On Wednesday morning, Wendell Potter went to Congress to tell them what he knows. Not too many people noticed. It didn’t make the lead story on the nightly news, nor was it mentioned much around dinner tables, but Mr. Potter made the strongest case yet for the absolute need for a public healthcare option because he told the truth.
Until last year, Wendell Potter was a senior executive for Cigna, and he had a compelling story to tell.
Here are some of the highlights, taken straight from his testimony:
A few months after I joined the health insurer CIGNA Corp. in 1993, just as the last national health care reform debate was underway, the president of CIGNA’s health care division was one of three industry executives who came here to assure members of Congress that they would help lawmakers pass meaningful reform. While they expressed concerns about some of President Clinton’s proposals, they said they enthusiastically supported several specific goals.
Those goals included covering all Americans; eliminating underwriting practices like pre-existing condition exclusions and cherry-picking; the use of community rating; and the creation of a standard benefit plan. Had the industry followed through on its commitment to those goals, I wouldn’t be here today.
Today we are hearing industry executives saying the same things and making the same assurances.This time, though, the industry is bigger, richer and stronger, and it has a much tighter grip on our health care system than ever before. In the 15 years since insurance companies killed the Clinton plan, the industry has consolidated to the point that it is now dominated by a cartel of large for-profit insurers.
He goes on to describe how Wall Street (what the GOP likes to call “the markets”) controls how our health insurance is managed.
To help meet Wall Street’s relentless profit expectations, insurers routinely dump policyholders who are less profitable or who get sick. Insurers have several ways to cull the sick from their rolls. One is policy rescission. They look carefully to see if a sick policyholder may have omitted a minor illness, a pre-existing condition, when applying for coverage, and then they use that as justification to cancel the policy, even if the enrollee has never missed a premium payment. Asked directly about this practice just last week in the House Energy and Commerce Committee, executives of three of the nation’s largest health insurers refused to end the practice of cancelling policies for sick enrollees. Why? Because dumping a small number of enrollees can have a big effect on the bottom line. Ten percent of the population accounts for two-thirds of all health care spending.1 The Energy and Commerce Committee’s investigation into three insurers found that they canceled the coverage of roughly 20,000 people in a five-year period, allowing the companies to avoid paying $300 million in claims.
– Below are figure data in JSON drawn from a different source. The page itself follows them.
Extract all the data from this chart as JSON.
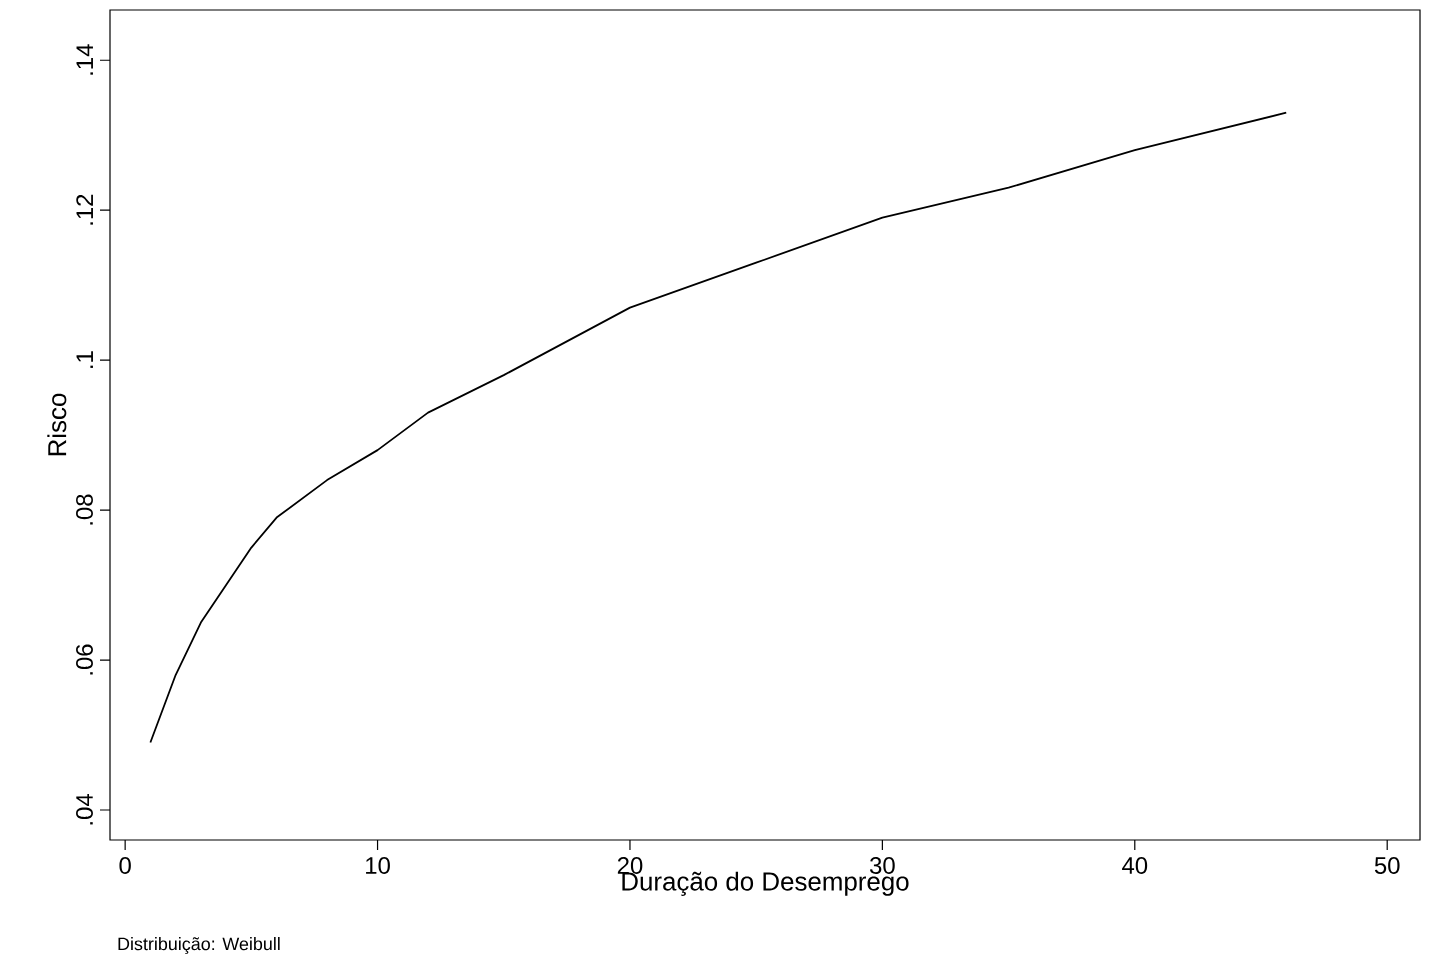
{
  "chart_data": {
    "type": "line",
    "xlabel": "Duração do Desemprego",
    "ylabel": "Risco",
    "annotations": [
      "Distribuição: Weibull"
    ],
    "x": [
      1,
      2,
      3,
      4,
      5,
      6,
      8,
      10,
      12,
      15,
      20,
      25,
      30,
      35,
      40,
      46
    ],
    "series": [
      {
        "color": "#000000",
        "values": [
          0.049,
          0.058,
          0.065,
          0.07,
          0.075,
          0.079,
          0.084,
          0.088,
          0.093,
          0.098,
          0.107,
          0.113,
          0.119,
          0.123,
          0.128,
          0.133
        ]
      }
    ],
    "xlim": [
      -0.6,
      51.3
    ],
    "ylim": [
      0.036,
      0.1467
    ],
    "xticks": [
      0,
      10,
      20,
      30,
      40,
      50
    ],
    "yticks": [
      {
        "value": 0.04,
        "label": ".04"
      },
      {
        "value": 0.06,
        "label": ".06"
      },
      {
        "value": 0.08,
        "label": ".08"
      },
      {
        "value": 0.1,
        "label": ".1"
      },
      {
        "value": 0.12,
        "label": ".12"
      },
      {
        "value": 0.14,
        "label": ".14"
      }
    ],
    "grid": false,
    "marker": "none",
    "line_style": "solid"
  }
}
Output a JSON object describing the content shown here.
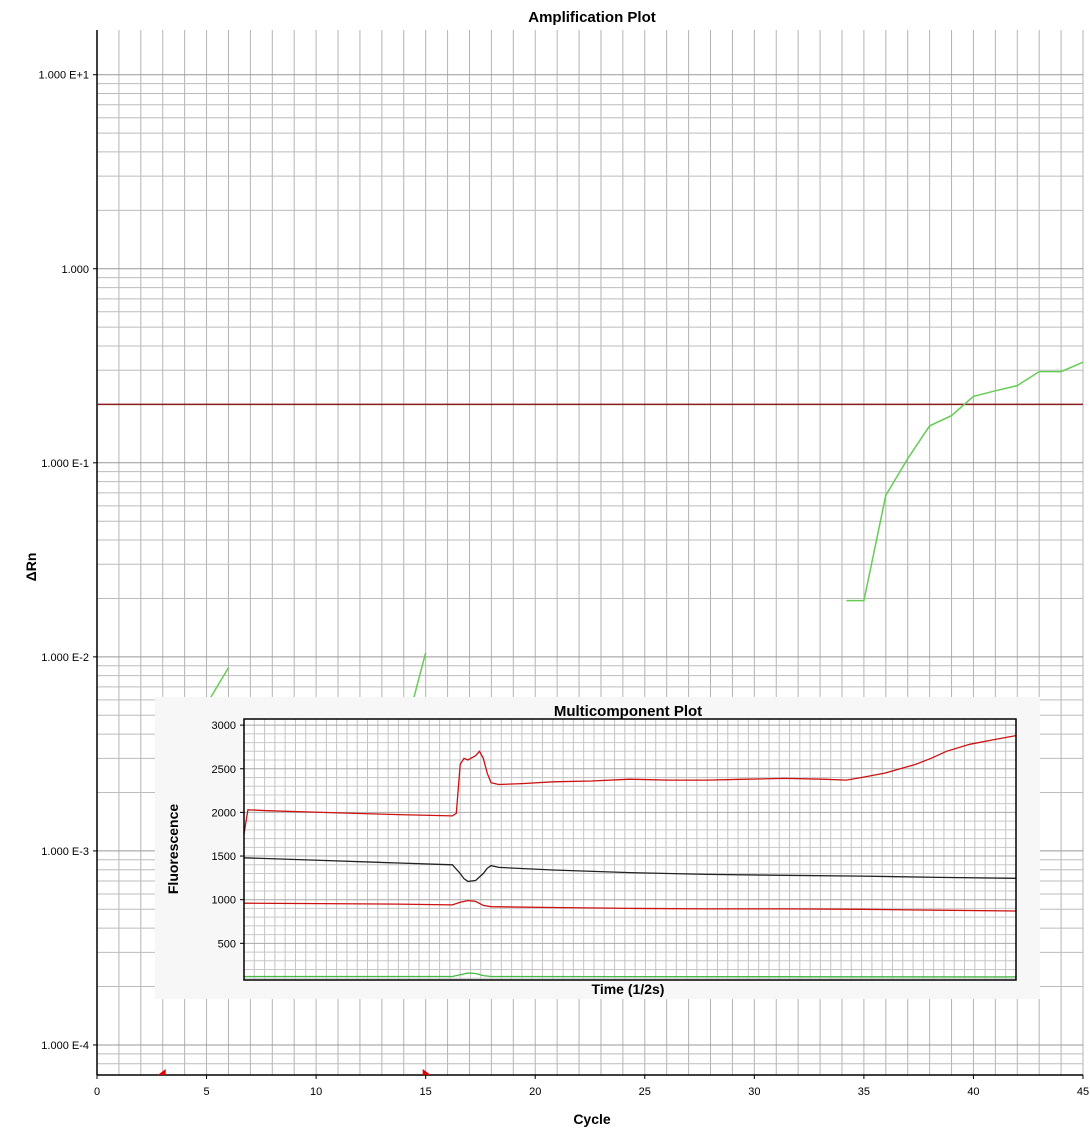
{
  "chart_data": [
    {
      "type": "line",
      "title": "Amplification Plot",
      "xlabel": "Cycle",
      "ylabel": "ΔRn",
      "xlim": [
        0,
        45
      ],
      "ylim": [
        7e-05,
        17
      ],
      "yscale": "log",
      "grid": true,
      "x_ticks": [
        0,
        5,
        10,
        15,
        20,
        25,
        30,
        35,
        40,
        45
      ],
      "y_ticks": [
        {
          "value": 10,
          "label": "1.000 E+1"
        },
        {
          "value": 1,
          "label": "1.000"
        },
        {
          "value": 0.1,
          "label": "1.000 E-1"
        },
        {
          "value": 0.01,
          "label": "1.000 E-2"
        },
        {
          "value": 0.001,
          "label": "1.000 E-3"
        },
        {
          "value": 0.0001,
          "label": "1.000 E-4"
        }
      ],
      "threshold": {
        "value": 0.2,
        "color": "#8b1a1a"
      },
      "baseline_markers": {
        "cycles": [
          3,
          15
        ],
        "color": "#e00000"
      },
      "series": [
        {
          "color": "#66cc55",
          "points": [
            [
              34.2,
              0.0195
            ],
            [
              35,
              0.0195
            ],
            [
              36,
              0.068
            ],
            [
              37,
              0.105
            ],
            [
              38,
              0.155
            ],
            [
              39,
              0.175
            ],
            [
              40,
              0.22
            ],
            [
              41,
              0.235
            ],
            [
              42,
              0.25
            ],
            [
              43,
              0.295
            ],
            [
              44,
              0.295
            ],
            [
              45,
              0.33
            ]
          ]
        },
        {
          "color": "#66cc55",
          "points": [
            [
              5,
              0.0057
            ],
            [
              6,
              0.0088
            ]
          ]
        },
        {
          "color": "#66cc55",
          "points": [
            [
              14.4,
              0.0058
            ],
            [
              15,
              0.0105
            ]
          ]
        }
      ]
    },
    {
      "type": "line",
      "title": "Multicomponent Plot",
      "xlabel": "Time (1/2s)",
      "ylabel": "Fluorescence",
      "xlim": [
        0,
        100
      ],
      "ylim": [
        80,
        3070
      ],
      "grid": true,
      "y_ticks": [
        500,
        1000,
        1500,
        2000,
        2500,
        3000
      ],
      "series": [
        {
          "color": "#cc1111",
          "points": [
            [
              0,
              1750
            ],
            [
              0.5,
              2030
            ],
            [
              3,
              2020
            ],
            [
              10,
              2000
            ],
            [
              20,
              1975
            ],
            [
              27,
              1960
            ],
            [
              27.5,
              1990
            ],
            [
              28,
              2550
            ],
            [
              28.5,
              2620
            ],
            [
              29,
              2600
            ],
            [
              30,
              2650
            ],
            [
              30.5,
              2700
            ],
            [
              31,
              2620
            ],
            [
              31.5,
              2450
            ],
            [
              32,
              2340
            ],
            [
              33,
              2320
            ],
            [
              36,
              2330
            ],
            [
              40,
              2350
            ],
            [
              45,
              2360
            ],
            [
              50,
              2380
            ],
            [
              55,
              2370
            ],
            [
              60,
              2370
            ],
            [
              65,
              2380
            ],
            [
              70,
              2390
            ],
            [
              75,
              2380
            ],
            [
              78,
              2370
            ],
            [
              80,
              2400
            ],
            [
              83,
              2450
            ],
            [
              85,
              2500
            ],
            [
              87,
              2550
            ],
            [
              89,
              2620
            ],
            [
              91,
              2700
            ],
            [
              94,
              2780
            ],
            [
              97,
              2830
            ],
            [
              100,
              2880
            ]
          ]
        },
        {
          "color": "#222222",
          "points": [
            [
              0,
              1480
            ],
            [
              10,
              1450
            ],
            [
              20,
              1420
            ],
            [
              27,
              1400
            ],
            [
              28,
              1300
            ],
            [
              28.5,
              1240
            ],
            [
              29,
              1210
            ],
            [
              30,
              1220
            ],
            [
              31,
              1300
            ],
            [
              31.5,
              1360
            ],
            [
              32,
              1390
            ],
            [
              33,
              1370
            ],
            [
              40,
              1340
            ],
            [
              50,
              1310
            ],
            [
              60,
              1290
            ],
            [
              70,
              1280
            ],
            [
              80,
              1270
            ],
            [
              90,
              1255
            ],
            [
              100,
              1245
            ]
          ]
        },
        {
          "color": "#cc1111",
          "points": [
            [
              0,
              960
            ],
            [
              10,
              955
            ],
            [
              20,
              950
            ],
            [
              27,
              940
            ],
            [
              28,
              970
            ],
            [
              29,
              990
            ],
            [
              30,
              980
            ],
            [
              31,
              935
            ],
            [
              32,
              920
            ],
            [
              40,
              910
            ],
            [
              50,
              900
            ],
            [
              60,
              895
            ],
            [
              70,
              895
            ],
            [
              80,
              890
            ],
            [
              90,
              880
            ],
            [
              100,
              870
            ]
          ]
        },
        {
          "color": "#44bb44",
          "points": [
            [
              0,
              120
            ],
            [
              27,
              120
            ],
            [
              28,
              140
            ],
            [
              29,
              160
            ],
            [
              30,
              155
            ],
            [
              31,
              130
            ],
            [
              32,
              120
            ],
            [
              100,
              115
            ]
          ]
        }
      ]
    }
  ]
}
They also dump small businesses whose employees’ medical claims exceed what insurance underwriters expected. All it takes is one illness or accident among employees at a small business to prompt an insurance company to hike the next year’s premiums so high that the employer has to cut benefits, shop for another carrier, or stop offering coverage altogether–leaving workers uninsured. The practice is known in the industry as purging. The purging of less profitable accounts through intentionally unrealistic rate increases helps explain why the number of small businesses offering coverage to their employees has fallen from 61 percent to 38 percent since 1993, according to the National Small Business Association. Once an insurer purges a business, there are often no other viable choices in the health insurance market because of rampant industry consolidation.
One of the most offensive practices is the practice of pricing purges; that is, hiking premiums so high that an insured or group has no option but to terminate their policy.
Armed with a stockpile of new information on policyholders, new management and a shift in strategy, in 2000, Aetna sharply raised premiums on less profitable accounts. Within a few years, Aetna lost 8 million covered lives due to strategic and other factors.
And of course, let’s look at the bottom line:
…the collective medical-loss ratios of the seven largest for-profit insurers fell from an average of 85.3 percent in 1998 to 81.6 percent in 2008. That translates into a difference of several billion dollars in favor of insurance company shareholders and executives and at the expense of health care providers and their patients.
He saves the best for last: the fake insurance option.
…the number of uninsured people has increased as more have fallen victim to deceptive marketing practices and bought what essentially is fake insurance. The industry is insistent on being able to retain so-called–benefit design flexibility so they can continue to market these kinds of often worthless policies. The big insurers have spent millions acquiring companies that specialize in what they call–limited-benefit plans. An example of such a plan is marketed by one of the big insurers under the name of Starbridge Select. Not only are the benefits extremely limited but the underwriting criteria established by the insurer essentially guarantee big profits.
When you hear the insurance industry claim they want health insurance reform, don’t believe it. They want changes that increase their bottom line. There is only one pathway left to reform now that the single payer option has been taken off the table, and that’s a public plan. Don’t be fooled by the profiteers. Listen to Wendell Potter.